The Stick of Truth: Horrors

I’m pretty far into The Stick of Truth now. The story is divided into a series of days and nights, with the days spent questing around the town and the nights devoted to self-contained scenarios in more fantastical environments. Day 1 is spent recruiting for the human side, so they can recover the Stick from the elves who stole it. Day 2 starts similarly, but turns into mostly questing on the elves’ side. At the end of day 2, the elves and humans join forces against a new threat, and at the point I’m at in day 3, I’m still trying to recruit more allies in preparation for the presumed final assault. At the same time, there’s a second story going on in parallel, about a government cover-up of a UFO crash and subsequent spillage of alien goo that creates Nazi zombies.

The story been exploring various dimensions of unpleasantness throughout — scat jokes, racism, bullying and other acts of juvenile cruelty, children being exposed to nudity and sexuality in uncomfortable ways (including an extended sequence where the player character watches his parents have sex), anal probing, zombies. But it’s only at this late stage, well into what I believe to be the final chapter, that I finally reach a point that’s nearly overwhelmingly revolting: the abortion clinic scene.

I won’t go into detail. It involves hiding from the Men In Black by pretending to be a doctor, and consequently going through a special QTE sequence. Failure results in cartoon gore 1Not to be confused with cartoon Gore. He appears in the game too, but elsewhere., followed by death and starting the sequence over. I’m not sure why this makes me queasy while the rest of the game leaves me relatively unmoved. Maybe there’s just something special about the combination of botched surgery and genitalia. Maybe it’s the way that the QTE makes you pay attention to what’s going on, instead of just watching for button prompts or abstract sparkles like in the combat system. Maybe it’s the combination. Regardless, I had to shut off the game for a while at this point, and contemplated just abandoning it there.

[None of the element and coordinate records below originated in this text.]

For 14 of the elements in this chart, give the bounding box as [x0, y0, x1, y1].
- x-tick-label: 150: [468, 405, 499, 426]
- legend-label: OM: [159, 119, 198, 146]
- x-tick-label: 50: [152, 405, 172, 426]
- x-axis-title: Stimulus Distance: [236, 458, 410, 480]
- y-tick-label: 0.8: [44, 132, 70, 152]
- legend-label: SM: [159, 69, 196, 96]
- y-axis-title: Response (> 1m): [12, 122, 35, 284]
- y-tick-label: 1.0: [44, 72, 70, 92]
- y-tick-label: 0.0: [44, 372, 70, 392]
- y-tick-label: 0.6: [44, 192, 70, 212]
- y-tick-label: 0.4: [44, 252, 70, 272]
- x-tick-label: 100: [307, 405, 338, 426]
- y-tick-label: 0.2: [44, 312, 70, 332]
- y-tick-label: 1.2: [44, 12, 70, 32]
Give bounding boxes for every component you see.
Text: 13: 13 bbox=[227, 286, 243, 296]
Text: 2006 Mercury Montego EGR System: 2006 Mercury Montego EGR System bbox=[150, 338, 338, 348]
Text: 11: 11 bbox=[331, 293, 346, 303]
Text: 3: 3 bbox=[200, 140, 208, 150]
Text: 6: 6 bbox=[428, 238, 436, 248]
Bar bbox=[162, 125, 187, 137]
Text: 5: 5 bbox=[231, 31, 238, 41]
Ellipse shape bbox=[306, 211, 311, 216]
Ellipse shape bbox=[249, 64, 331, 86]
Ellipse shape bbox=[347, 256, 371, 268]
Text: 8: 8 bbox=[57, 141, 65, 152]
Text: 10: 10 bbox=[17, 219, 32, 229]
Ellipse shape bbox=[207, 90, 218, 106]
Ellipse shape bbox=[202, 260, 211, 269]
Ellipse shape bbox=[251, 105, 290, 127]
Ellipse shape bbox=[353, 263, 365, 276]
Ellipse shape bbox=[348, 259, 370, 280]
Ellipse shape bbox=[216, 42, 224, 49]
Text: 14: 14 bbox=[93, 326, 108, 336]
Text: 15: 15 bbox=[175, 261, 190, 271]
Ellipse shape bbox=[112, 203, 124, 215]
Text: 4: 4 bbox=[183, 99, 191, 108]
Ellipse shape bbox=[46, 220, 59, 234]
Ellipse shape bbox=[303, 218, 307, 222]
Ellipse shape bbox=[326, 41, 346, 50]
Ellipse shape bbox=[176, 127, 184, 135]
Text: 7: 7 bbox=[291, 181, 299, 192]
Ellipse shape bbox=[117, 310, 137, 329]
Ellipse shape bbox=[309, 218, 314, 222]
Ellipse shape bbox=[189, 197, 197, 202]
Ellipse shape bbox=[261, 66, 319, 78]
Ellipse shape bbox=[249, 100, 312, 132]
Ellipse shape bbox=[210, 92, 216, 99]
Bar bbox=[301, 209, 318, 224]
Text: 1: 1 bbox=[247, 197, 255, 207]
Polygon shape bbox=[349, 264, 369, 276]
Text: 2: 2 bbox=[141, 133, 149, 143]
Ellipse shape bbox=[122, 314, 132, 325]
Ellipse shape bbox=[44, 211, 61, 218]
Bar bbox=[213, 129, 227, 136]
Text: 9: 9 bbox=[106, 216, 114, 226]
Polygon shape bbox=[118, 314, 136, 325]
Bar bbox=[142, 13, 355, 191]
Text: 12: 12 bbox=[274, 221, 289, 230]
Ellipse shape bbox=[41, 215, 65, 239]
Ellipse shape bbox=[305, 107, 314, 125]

But I did come back. I have a desire to see this through to the end, and I think this has a lot to do with how compelling the game’s RPG treadmill is. (I may go into that in my next post.) And, thankfully, the next mission breaks the gross-out a bit by sending you off to Canada, which, in South Park continuity, is rendered in an even less realistic style than the USA.

References
1 Not to be confused with cartoon Gore. He appears in the game too, but elsewhere.